Some AI companies, however, are considering a unique stance of digitizing pre-internet content and training their AI models on it. News Corp, a major news content owner with much of its content restricted behind paywalls, recently revealed negotiations with AI developers for content agreements.
These agreements may compel AI companies to pay for their training data, shifting away from the historical practice of scraping data freely from the internet.
This is a trend that may become more prevalent in 2024 as more publishing companies file legal cases against AI companies for unauthorized use of their content.
Generative AI – The Good, The Bad and The Ugly
With all the generative trends we have discussed so far, the technology seems to be on the right track. While 2023 may have been a whirlwind of various technological breakthroughs, 2024 will be the year of course-corrections and ethically working with generative AI.
An optimistic take would be that the technology is becoming better with every passing year. As more awareness and regulations come in, AI companies are being held accountable for the outputs of their models.
This ensures businesses follow ethical and compliant methods of working with their generative AI models.
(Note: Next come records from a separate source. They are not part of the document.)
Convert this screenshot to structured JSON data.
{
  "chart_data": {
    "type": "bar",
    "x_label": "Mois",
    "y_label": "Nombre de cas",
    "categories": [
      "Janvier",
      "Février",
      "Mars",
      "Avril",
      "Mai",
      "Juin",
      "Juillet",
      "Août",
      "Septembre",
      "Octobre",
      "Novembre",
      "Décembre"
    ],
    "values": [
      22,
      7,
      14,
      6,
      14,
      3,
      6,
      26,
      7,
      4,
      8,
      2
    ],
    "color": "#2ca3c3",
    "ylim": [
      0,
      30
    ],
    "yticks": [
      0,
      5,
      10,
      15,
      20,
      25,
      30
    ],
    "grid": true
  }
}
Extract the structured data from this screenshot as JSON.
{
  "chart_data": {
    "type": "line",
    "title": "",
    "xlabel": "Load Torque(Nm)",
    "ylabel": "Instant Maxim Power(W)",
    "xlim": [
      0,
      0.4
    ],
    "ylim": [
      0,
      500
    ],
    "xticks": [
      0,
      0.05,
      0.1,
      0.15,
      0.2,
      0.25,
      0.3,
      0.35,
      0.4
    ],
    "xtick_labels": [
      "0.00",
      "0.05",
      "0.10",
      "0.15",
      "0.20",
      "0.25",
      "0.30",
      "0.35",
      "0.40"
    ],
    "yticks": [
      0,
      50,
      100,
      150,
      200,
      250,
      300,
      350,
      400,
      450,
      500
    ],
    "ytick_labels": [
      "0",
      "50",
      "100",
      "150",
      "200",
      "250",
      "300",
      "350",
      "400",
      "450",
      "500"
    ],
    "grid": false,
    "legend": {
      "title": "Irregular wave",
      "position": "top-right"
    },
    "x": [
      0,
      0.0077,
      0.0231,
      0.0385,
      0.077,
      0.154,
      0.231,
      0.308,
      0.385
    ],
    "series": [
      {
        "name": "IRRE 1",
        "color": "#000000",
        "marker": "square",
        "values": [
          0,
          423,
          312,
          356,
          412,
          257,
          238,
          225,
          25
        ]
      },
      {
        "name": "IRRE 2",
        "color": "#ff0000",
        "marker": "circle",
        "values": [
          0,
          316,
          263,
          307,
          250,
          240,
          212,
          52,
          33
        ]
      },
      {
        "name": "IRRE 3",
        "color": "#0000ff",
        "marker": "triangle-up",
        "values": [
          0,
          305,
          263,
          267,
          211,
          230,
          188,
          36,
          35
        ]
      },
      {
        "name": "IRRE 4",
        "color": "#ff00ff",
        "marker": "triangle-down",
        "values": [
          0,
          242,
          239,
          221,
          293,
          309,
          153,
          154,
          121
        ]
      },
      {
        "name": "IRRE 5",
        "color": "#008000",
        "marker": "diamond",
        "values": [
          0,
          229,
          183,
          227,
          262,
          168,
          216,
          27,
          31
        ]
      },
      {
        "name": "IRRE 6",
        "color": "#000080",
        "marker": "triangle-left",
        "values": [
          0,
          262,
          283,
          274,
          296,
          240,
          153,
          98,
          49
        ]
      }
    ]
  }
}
But a pessimistic perspective on generative AI’s relatively short span of success would be that it’s moving too fast for humans and governments to catch up.
As Stephen Hawking famously said, “The development of full artificial intelligence could spell the end of the human race….It would take off on its own, and re-design itself at an ever increasing rate.”
While this may seem far-fetched now, AI-led job loss is already an ugly reality for thousands of employees across the globe. Businesses are expected to spend a significant portion of 2024 trying to maintain the delicate balance between innovation and ethical compliance for generative AI implementation.
But as is the case with all emerging technologies, challenges are often followed by opportunities. And generative AI has enough opportunities for global businesses in 2024.